Is there a good way (or tool) to reorder these commits and automatically finding pairs (or groups) of commits which would lead to smaller changes when squashed together?
E.g. let's say some commit adds this comment:
# TODO this needs to be fixed
# maybe can do way A...
# or maybe way B...?
And then some later commit removes this comment, and insteads it adds some other comment there, or maybe some code, e.g.:
# We use way B because ...
B(...)
I would want to find such commits automatically which belong together, and when squashed together, would clean up the history.
How?
I could also write some own script/tool to do that for me.
The trivial solution is to just squash all, which would lead to the minimal amount of changes. But this trivial solution is not interesting.
You could limit it by amount of commits squashed. E.g. let's assume we exactly want to find two commits out of all the local commits in the branch which reduce the amount of changes most from all two pairs of commits.
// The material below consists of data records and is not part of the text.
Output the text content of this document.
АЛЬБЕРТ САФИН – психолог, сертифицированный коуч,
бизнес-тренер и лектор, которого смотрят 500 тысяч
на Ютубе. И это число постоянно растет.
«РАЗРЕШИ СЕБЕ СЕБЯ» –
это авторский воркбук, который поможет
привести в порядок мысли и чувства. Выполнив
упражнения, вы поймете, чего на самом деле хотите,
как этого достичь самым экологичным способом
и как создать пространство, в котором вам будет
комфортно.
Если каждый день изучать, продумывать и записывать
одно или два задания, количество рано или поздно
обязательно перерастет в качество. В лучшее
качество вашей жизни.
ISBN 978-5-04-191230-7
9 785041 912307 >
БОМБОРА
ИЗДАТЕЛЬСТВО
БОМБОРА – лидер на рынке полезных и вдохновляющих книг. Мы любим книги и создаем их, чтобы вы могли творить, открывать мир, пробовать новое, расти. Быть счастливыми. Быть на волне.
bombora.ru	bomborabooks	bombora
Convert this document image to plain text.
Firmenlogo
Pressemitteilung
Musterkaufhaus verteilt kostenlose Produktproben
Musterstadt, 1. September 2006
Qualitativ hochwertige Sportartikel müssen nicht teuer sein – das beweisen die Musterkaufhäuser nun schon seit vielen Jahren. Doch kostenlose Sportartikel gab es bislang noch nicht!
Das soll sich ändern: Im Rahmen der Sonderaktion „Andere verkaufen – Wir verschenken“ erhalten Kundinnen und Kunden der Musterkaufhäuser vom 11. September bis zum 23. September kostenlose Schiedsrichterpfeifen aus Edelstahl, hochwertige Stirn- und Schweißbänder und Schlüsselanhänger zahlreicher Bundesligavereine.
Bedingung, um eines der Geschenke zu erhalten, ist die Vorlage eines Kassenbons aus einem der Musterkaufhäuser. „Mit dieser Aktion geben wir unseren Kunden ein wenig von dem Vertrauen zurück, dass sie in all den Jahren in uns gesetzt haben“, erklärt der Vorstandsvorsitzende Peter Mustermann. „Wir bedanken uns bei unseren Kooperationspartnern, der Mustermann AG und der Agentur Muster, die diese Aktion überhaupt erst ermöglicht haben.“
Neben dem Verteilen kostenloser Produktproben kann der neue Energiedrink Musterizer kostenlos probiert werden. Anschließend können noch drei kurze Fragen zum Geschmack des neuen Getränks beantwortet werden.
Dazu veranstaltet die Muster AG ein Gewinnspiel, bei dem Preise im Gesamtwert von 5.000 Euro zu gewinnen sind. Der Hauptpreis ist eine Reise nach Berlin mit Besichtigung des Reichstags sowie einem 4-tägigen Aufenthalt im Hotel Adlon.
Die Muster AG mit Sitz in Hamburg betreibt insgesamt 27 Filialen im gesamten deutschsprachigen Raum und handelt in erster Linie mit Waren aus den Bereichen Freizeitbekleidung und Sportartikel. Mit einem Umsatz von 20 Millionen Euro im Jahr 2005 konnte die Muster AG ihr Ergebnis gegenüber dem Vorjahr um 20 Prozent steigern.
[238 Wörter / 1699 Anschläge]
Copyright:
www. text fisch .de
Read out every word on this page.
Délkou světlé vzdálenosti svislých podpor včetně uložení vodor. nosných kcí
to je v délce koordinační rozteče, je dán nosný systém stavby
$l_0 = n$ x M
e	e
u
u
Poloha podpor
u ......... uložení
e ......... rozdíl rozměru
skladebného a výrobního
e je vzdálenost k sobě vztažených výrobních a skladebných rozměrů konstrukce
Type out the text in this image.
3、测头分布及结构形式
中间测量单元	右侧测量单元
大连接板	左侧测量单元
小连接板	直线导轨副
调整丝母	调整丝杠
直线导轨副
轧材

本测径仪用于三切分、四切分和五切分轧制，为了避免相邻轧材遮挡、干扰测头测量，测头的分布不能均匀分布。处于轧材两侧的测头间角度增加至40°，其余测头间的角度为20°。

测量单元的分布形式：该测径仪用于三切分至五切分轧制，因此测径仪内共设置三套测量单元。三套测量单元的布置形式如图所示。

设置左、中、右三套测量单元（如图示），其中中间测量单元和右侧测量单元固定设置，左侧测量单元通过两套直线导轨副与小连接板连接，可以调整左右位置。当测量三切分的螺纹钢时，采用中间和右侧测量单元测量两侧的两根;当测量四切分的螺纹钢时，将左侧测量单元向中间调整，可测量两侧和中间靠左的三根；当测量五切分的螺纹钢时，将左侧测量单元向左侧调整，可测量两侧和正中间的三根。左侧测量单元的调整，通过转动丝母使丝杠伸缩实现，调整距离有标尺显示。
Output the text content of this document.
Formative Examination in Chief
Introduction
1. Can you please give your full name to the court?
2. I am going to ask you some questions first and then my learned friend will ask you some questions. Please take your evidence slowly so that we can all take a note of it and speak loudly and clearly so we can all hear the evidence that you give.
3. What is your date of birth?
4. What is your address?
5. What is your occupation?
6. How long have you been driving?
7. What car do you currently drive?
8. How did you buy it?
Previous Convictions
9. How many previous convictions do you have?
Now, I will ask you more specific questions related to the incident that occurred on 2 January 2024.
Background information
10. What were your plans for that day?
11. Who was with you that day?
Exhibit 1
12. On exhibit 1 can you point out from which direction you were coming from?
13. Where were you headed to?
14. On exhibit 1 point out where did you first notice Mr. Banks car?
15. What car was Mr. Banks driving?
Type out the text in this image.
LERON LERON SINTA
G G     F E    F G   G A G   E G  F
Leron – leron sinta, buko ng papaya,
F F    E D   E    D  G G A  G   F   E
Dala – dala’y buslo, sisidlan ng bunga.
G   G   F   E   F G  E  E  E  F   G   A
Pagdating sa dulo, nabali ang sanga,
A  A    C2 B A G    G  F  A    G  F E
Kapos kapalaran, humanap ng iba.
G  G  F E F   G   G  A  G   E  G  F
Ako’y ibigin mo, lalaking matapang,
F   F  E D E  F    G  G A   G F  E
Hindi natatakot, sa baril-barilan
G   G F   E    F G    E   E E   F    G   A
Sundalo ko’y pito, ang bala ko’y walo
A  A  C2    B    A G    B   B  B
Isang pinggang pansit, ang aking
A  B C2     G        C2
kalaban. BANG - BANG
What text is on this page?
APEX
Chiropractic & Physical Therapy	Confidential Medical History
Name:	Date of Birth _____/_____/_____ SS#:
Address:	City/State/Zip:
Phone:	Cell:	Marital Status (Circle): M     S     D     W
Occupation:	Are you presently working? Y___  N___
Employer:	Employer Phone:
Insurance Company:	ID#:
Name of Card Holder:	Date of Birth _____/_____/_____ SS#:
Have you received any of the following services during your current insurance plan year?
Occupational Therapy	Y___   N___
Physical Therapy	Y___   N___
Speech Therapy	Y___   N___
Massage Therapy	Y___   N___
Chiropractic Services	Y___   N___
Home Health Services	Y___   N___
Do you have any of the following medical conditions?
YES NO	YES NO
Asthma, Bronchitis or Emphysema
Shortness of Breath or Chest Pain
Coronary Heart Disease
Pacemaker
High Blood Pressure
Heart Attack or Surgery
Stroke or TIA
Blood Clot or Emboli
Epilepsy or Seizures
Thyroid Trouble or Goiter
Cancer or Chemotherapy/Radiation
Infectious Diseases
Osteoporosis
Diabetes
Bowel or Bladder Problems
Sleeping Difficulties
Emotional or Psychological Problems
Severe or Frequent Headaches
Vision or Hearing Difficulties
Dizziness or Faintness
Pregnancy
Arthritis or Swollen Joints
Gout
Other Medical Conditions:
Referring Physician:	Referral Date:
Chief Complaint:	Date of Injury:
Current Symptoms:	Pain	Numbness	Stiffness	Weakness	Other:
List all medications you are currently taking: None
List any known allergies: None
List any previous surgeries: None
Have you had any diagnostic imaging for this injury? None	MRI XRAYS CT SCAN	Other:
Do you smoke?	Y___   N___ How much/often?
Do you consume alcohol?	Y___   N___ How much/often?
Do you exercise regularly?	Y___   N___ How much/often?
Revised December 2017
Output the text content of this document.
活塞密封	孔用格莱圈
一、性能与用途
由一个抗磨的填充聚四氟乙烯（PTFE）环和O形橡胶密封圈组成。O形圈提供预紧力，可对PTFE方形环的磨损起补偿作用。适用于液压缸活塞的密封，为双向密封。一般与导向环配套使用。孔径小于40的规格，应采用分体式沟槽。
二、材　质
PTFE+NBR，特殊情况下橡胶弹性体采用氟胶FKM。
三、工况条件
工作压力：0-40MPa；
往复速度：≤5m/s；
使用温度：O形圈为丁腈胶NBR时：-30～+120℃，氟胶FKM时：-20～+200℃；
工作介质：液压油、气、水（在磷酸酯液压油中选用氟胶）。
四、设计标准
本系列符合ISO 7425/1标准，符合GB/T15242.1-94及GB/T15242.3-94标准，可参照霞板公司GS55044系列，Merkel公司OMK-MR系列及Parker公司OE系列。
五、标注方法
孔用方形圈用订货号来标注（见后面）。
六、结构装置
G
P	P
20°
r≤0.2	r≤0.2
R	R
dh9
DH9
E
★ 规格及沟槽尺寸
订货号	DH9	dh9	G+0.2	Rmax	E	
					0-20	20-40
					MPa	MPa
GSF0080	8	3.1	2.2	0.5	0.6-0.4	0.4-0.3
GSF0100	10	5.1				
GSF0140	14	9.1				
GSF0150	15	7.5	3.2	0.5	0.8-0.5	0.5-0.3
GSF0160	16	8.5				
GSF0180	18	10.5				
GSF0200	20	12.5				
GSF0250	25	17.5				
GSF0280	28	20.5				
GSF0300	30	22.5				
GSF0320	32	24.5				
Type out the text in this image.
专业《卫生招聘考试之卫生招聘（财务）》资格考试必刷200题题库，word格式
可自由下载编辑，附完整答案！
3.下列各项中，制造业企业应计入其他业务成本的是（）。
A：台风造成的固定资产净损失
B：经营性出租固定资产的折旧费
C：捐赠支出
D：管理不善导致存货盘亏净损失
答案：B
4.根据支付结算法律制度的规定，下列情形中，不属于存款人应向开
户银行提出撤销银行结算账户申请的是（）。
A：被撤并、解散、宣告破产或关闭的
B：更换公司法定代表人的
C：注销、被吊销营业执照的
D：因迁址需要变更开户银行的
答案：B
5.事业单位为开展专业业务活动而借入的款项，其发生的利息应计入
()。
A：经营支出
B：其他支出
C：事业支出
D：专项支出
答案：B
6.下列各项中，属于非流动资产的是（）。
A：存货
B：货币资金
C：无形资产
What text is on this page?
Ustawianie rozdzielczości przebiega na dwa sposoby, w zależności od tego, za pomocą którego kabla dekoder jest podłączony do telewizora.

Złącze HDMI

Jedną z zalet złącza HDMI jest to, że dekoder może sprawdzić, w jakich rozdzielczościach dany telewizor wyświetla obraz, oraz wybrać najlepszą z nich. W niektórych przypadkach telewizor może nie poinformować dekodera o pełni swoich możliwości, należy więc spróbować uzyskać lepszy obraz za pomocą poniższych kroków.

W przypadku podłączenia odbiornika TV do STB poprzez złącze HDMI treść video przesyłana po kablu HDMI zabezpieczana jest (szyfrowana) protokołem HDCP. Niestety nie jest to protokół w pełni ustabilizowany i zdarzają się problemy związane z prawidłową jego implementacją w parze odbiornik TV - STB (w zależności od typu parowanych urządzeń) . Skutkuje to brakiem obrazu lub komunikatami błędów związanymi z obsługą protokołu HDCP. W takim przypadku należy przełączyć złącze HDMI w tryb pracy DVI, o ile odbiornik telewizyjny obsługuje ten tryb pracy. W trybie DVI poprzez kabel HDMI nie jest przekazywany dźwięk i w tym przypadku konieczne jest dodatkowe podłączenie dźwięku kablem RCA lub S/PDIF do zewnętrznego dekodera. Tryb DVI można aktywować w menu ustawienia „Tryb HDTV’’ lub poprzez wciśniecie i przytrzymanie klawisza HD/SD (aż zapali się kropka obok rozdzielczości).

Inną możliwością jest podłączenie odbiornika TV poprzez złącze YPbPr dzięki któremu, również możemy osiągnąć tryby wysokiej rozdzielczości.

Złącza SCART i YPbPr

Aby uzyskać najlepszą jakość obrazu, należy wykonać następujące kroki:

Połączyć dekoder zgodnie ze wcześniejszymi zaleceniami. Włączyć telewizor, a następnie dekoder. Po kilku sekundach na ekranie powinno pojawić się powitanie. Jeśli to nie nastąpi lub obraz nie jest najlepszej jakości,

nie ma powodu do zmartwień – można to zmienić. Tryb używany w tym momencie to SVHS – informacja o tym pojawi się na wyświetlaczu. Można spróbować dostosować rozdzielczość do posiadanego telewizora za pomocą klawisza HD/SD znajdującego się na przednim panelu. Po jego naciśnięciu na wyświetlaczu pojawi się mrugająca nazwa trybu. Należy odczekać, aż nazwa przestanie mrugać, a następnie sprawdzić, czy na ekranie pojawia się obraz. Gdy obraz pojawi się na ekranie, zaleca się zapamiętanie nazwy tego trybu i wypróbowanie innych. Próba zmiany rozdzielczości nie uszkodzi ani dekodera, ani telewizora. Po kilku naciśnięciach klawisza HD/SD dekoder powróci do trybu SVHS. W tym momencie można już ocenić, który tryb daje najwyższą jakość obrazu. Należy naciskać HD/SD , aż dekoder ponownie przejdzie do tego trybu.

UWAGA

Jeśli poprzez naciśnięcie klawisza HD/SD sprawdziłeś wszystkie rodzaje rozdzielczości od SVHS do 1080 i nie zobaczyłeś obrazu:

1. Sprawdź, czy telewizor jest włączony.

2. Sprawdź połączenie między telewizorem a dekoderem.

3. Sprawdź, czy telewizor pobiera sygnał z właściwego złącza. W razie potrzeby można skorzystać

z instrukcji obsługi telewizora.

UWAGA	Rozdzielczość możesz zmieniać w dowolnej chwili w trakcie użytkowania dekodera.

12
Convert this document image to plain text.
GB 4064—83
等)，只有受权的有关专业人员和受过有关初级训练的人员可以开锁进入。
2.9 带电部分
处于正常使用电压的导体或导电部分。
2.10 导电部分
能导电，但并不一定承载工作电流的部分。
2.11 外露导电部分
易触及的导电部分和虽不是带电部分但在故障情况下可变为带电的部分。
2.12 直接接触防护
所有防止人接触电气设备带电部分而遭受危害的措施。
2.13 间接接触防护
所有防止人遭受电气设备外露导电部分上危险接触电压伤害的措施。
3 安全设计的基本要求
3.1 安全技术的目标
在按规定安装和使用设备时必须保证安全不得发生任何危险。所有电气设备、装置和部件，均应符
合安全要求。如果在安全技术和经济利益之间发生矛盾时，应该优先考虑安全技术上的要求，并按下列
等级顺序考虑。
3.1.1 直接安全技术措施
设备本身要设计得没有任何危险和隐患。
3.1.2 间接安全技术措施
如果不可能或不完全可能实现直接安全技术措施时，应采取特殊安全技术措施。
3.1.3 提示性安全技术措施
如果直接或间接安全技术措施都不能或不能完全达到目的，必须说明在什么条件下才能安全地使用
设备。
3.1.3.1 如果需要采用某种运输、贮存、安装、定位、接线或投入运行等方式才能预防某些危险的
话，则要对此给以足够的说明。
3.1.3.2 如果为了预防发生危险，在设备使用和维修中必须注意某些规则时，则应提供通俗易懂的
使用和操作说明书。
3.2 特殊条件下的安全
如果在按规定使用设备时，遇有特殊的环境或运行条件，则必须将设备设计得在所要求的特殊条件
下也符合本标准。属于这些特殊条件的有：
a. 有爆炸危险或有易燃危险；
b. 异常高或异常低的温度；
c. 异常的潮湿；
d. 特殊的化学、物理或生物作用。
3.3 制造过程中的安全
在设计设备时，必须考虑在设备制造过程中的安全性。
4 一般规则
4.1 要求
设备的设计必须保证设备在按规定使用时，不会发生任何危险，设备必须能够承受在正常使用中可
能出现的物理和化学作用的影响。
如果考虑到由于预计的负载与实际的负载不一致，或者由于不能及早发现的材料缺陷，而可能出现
This should be simple.
Small important extension: Only allow such a commit pair if the commits can be reordered such that they can be squashed without conflict.
Maybe there are better ways?
Does such a tool/script already exist?
Not directly the question, but related, and maybe you have further advise on that:
Unfortunately, it gets more complicated than that, because many of the commits contain multiple unrelated changes (within this big "better subnet logic" topic). So to make this work, I probably need to split the commits up even more.
Maybe my workflow is also not optimal. If you have an advise how to improve my workflow, please don't hesitate to comment or put this into the answer as well. I.e. how to avoid this complicated clean up procedure afterwards.
I asked a related question recently on Reddit: How to cleanup a branch (PR) with huge number of commits.